Zum Krawallmachen ist er nicht angetreten. "Das sollen die Jungen machen"
Der Manager Henkel kann das Steuer nicht aus der Hand geben. Nicht, wenn der Kurs aus seiner Sicht so falsch ist.
Der endgültige Bruch mit den etablierten Parteien sei erfolgt, als das Rettungspaket für Griechenland beschlossen wurde. Deutsche Steuergelder für griechische Banken. Das fand er unmoralisch. Zumal er – der Vater ’45 im Krieg gefallen, die Mutter beschäftigt damit, die Familie durchzubringen – sich alles selbst erarbeitet hat. Im direkten Wettbewerb konnte er immer auftrumpfen. Wettbewerb hat ihn groß gemacht. Die EU aber ändert die Spielregeln, hilft den Schwachen, opfert den Wettbewerb der Rettung des Euro.
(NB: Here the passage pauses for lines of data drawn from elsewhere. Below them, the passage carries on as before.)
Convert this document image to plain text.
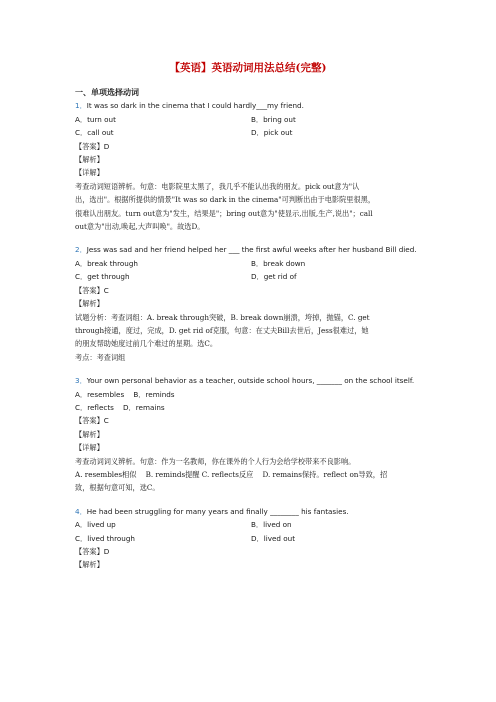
【英语】英语动词用法总结(完整)
一、单项选择动词
1．It was so dark in the cinema that I could hardly___my friend.
A．turn out	B．bring out
C．call out	D．pick out
【答案】D
【解析】
【详解】
考查动词短语辨析。句意：电影院里太黑了，我几乎不能认出我的朋友。pick out意为"认
出，选出"。根据所提供的情景"It was so dark in the cinema"可判断出由于电影院里很黑，
很难认出朋友。turn out意为"发生，结果是"；bring out意为"使显示,出版,生产,说出"；call
out意为"出动,唤起,大声叫唤"。故选D。
2．Jess was sad and her friend helped her ___ the first awful weeks after her husband Bill died.
A．break through	B．break down
C．get through	D．get rid of
【答案】C
【解析】
试题分析：考查词组：A. break through突破，B. break down崩溃，垮掉，抛锚，C. get
through接通，度过，完成，D. get rid of克服，句意：在丈夫Bill去世后，Jess很难过，她
的朋友帮助她度过前几个难过的星期。选C。
考点：考查词组
3．Your own personal behavior as a teacher, outside school hours, _______ on the school itself.
A．resembles    B．reminds
C．reflects    D．remains
【答案】C
【解析】
【详解】
考查动词词义辨析。句意：作为一名教师，你在课外的个人行为会给学校带来不良影响。
A. resembles相似    B. reminds提醒 C. reflects反应    D. remains保持。reflect on导致，招
致，根据句意可知，选C。
4．He had been struggling for many years and finally ________ his fantasies.
A．lived up	B．lived on
C．lived through	D．lived out
【答案】D
【解析】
Beim 51-jährigen Bernd Lucke hatte er erstmals das Gefühl, dass jemand das Problem angehen will. Doch er fürchtete, dass Lucke es nicht allein schafft. Im Januar trat Henkel schließlich in die AfD ein und kandidierte auf Platz 2 der Europaliste. Jetzt betritt er den Plenarsaal.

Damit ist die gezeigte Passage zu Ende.